Fragestellung und Ziele

Was ist der Mensch? Kultur - Sprache - Natur bezeichnet eine von der Universität Dortmund und dem Kulturwissenschaftlichen Institut Essen gemeinsam getragene Interdisziplinäre Forschungsgruppe, die sich mit der Deutung des Menschen im 21. Jahrhundert befasst. In jüngster Zeit erheben die empirisch erfolgreichen Natur- und Biowissenschaften zunehmend den Anspruch auf eine exklusive Deutung des Menschen, die das tradierte Selbstverständnis der Geistes- und Kulturwissenschaften radikal problematisiert. Soweit neue Sichtweisen polarisieren, stehen sie einem produktiven Dialog zwischen Kultur- und Naturwissenschaften und damit einer echten Weiterentwicklung wissenschaftlicher Erklärungsansätze im Wege.
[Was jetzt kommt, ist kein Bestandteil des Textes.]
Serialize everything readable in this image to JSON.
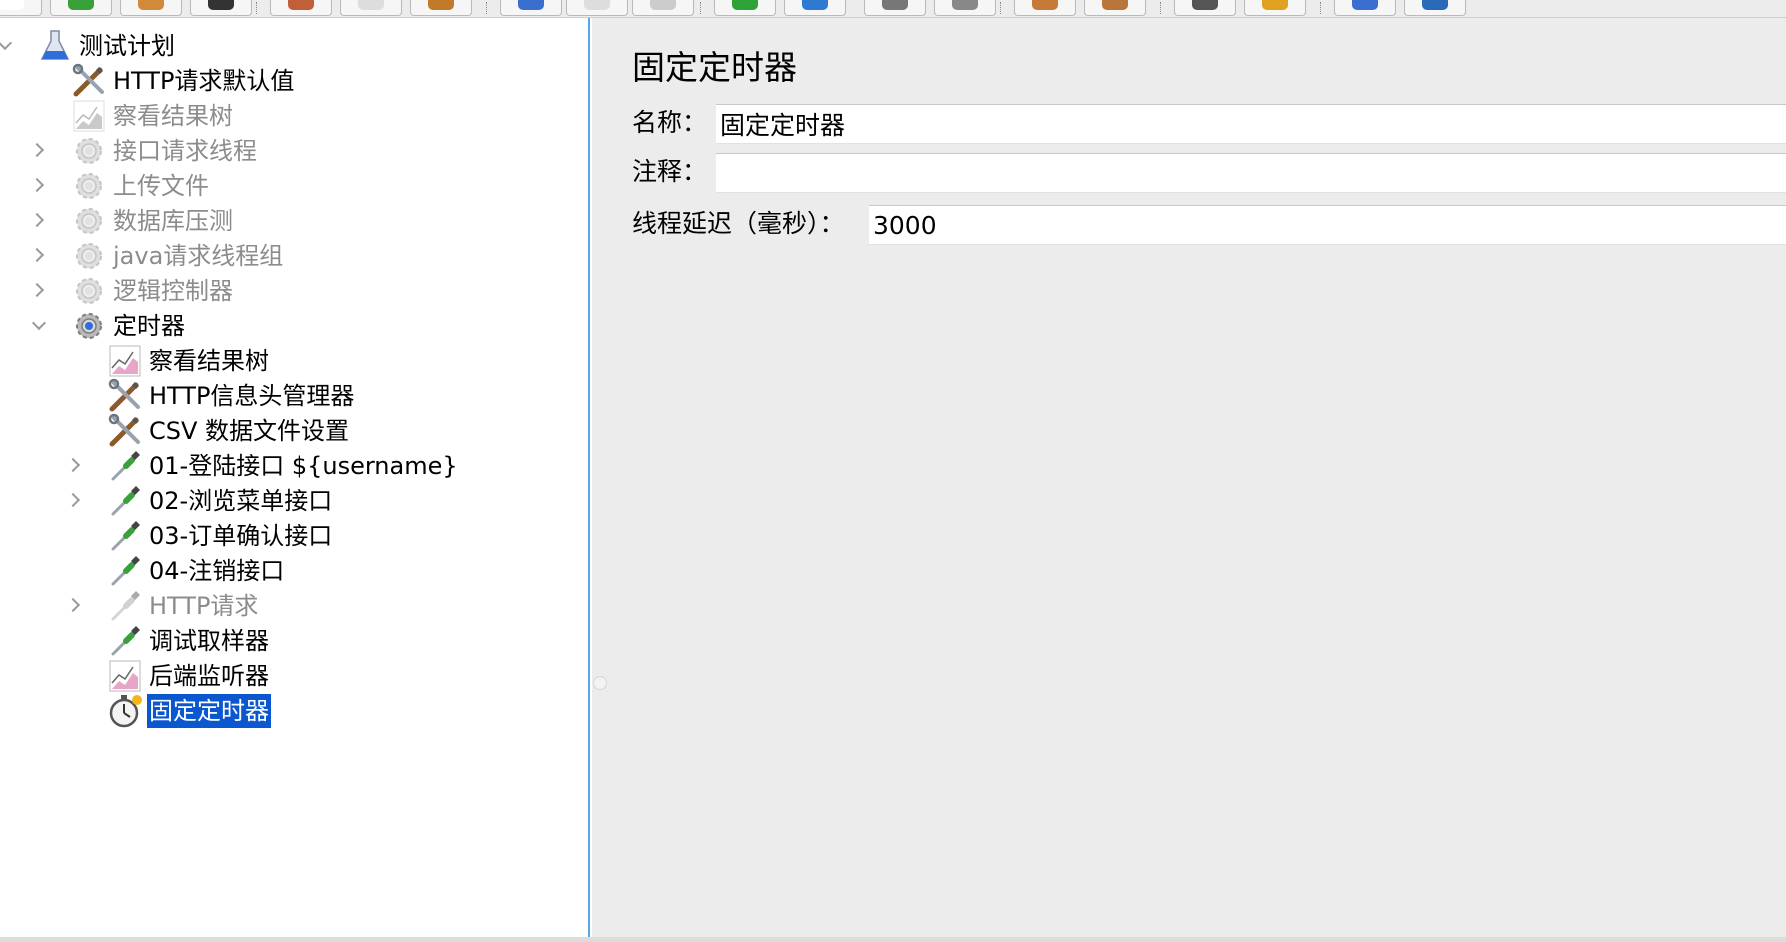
{
  "toolbar": {
    "buttons": [
      {
        "icon": "new-icon",
        "color": "#ffffff"
      },
      {
        "icon": "templates-icon",
        "color": "#3aa03a"
      },
      {
        "icon": "open-icon",
        "color": "#d08a3a"
      },
      {
        "icon": "save-icon",
        "color": "#333333"
      },
      {
        "icon": "cut-icon",
        "color": "#c0603a"
      },
      {
        "icon": "copy-icon",
        "color": "#dddddd"
      },
      {
        "icon": "paste-icon",
        "color": "#c07a2a"
      },
      {
        "icon": "expand-icon",
        "color": "#3a6fd0"
      },
      {
        "icon": "collapse-icon",
        "color": "#dddddd"
      },
      {
        "icon": "toggle-icon",
        "color": "#cccccc"
      },
      {
        "icon": "start-icon",
        "color": "#2fa33a"
      },
      {
        "icon": "start-no-pause-icon",
        "color": "#2f7ad0"
      },
      {
        "icon": "stop-icon",
        "color": "#777777"
      },
      {
        "icon": "shutdown-icon",
        "color": "#888888"
      },
      {
        "icon": "clear-icon",
        "color": "#c67a3a"
      },
      {
        "icon": "clear-all-icon",
        "color": "#b9763a"
      },
      {
        "icon": "search-icon",
        "color": "#555555"
      },
      {
        "icon": "reset-search-icon",
        "color": "#e0a020"
      },
      {
        "icon": "function-helper-icon",
        "color": "#3a6fd0"
      },
      {
        "icon": "help-icon",
        "color": "#2a6ab8"
      }
    ]
  },
  "tree": {
    "items": [
      {
        "label": "测试计划",
        "icon": "test-plan-flask-icon",
        "chevron": "open",
        "state": "normal"
      },
      {
        "label": "HTTP请求默认值",
        "icon": "config-tools-icon",
        "chevron": "",
        "state": "normal"
      },
      {
        "label": "察看结果树",
        "icon": "listener-chart-icon",
        "chevron": "",
        "state": "disabled"
      },
      {
        "label": "接口请求线程",
        "icon": "thread-group-gear-icon",
        "chevron": "closed",
        "state": "disabled"
      },
      {
        "label": "上传文件",
        "icon": "thread-group-gear-icon",
        "chevron": "closed",
        "state": "disabled"
      },
      {
        "label": "数据库压测",
        "icon": "thread-group-gear-icon",
        "chevron": "closed",
        "state": "disabled"
      },
      {
        "label": "java请求线程组",
        "icon": "thread-group-gear-icon",
        "chevron": "closed",
        "state": "disabled"
      },
      {
        "label": "逻辑控制器",
        "icon": "thread-group-gear-icon",
        "chevron": "closed",
        "state": "disabled"
      },
      {
        "label": "定时器",
        "icon": "thread-group-gear-icon",
        "chevron": "open",
        "state": "normal"
      },
      {
        "label": "察看结果树",
        "icon": "listener-chart-icon",
        "chevron": "",
        "state": "normal"
      },
      {
        "label": "HTTP信息头管理器",
        "icon": "config-tools-icon",
        "chevron": "",
        "state": "normal"
      },
      {
        "label": "CSV 数据文件设置",
        "icon": "config-tools-icon",
        "chevron": "",
        "state": "normal"
      },
      {
        "label": "01-登陆接口 ${username}",
        "icon": "sampler-pipette-icon",
        "chevron": "closed",
        "state": "normal"
      },
      {
        "label": "02-浏览菜单接口",
        "icon": "sampler-pipette-icon",
        "chevron": "closed",
        "state": "normal"
      },
      {
        "label": "03-订单确认接口",
        "icon": "sampler-pipette-icon",
        "chevron": "",
        "state": "normal"
      },
      {
        "label": "04-注销接口",
        "icon": "sampler-pipette-icon",
        "chevron": "",
        "state": "normal"
      },
      {
        "label": "HTTP请求",
        "icon": "sampler-pipette-icon",
        "chevron": "closed",
        "state": "disabled"
      },
      {
        "label": "调试取样器",
        "icon": "sampler-pipette-icon",
        "chevron": "",
        "state": "normal"
      },
      {
        "label": "后端监听器",
        "icon": "listener-chart-icon",
        "chevron": "",
        "state": "normal"
      },
      {
        "label": "固定定时器",
        "icon": "timer-stopwatch-icon",
        "chevron": "",
        "state": "selected"
      }
    ]
  },
  "config": {
    "title": "固定定时器",
    "name_label": "名称：",
    "name_value": "固定定时器",
    "comment_label": "注释：",
    "comment_value": "",
    "delay_label": "线程延迟（毫秒）：",
    "delay_value": "3000"
  },
  "colors": {
    "selection": "#0b57d0",
    "panel_bg": "#ececec",
    "splitter_focus": "#5aa5e6",
    "disabled_text": "#8c8c8c"
  }
}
Daher geht die Interdisziplinäre Forschungsgruppe davon aus, dass Deutungsmonopole einzelner Wissenschaften (ob natur- oder kulturwissenschaftlicher Provenienz) den Anforderungen des gegenwärtigen interdisziplinären Forschungskontextes nicht entsprechen können. Angesichts der Fülle an fundierten Erkenntnissen und Einsichten über den Menschen, wie sie von unterschiedlichen Disziplinen und Zugängen bereit gestellt werden, liegt die besondere Herausforderung darin, oberflächliche Populärsynthesen ebenso zu vermeiden wie skeptische Resignation vor der Aufgabe, die Modellbildung nicht über Gebühr zu reduzieren.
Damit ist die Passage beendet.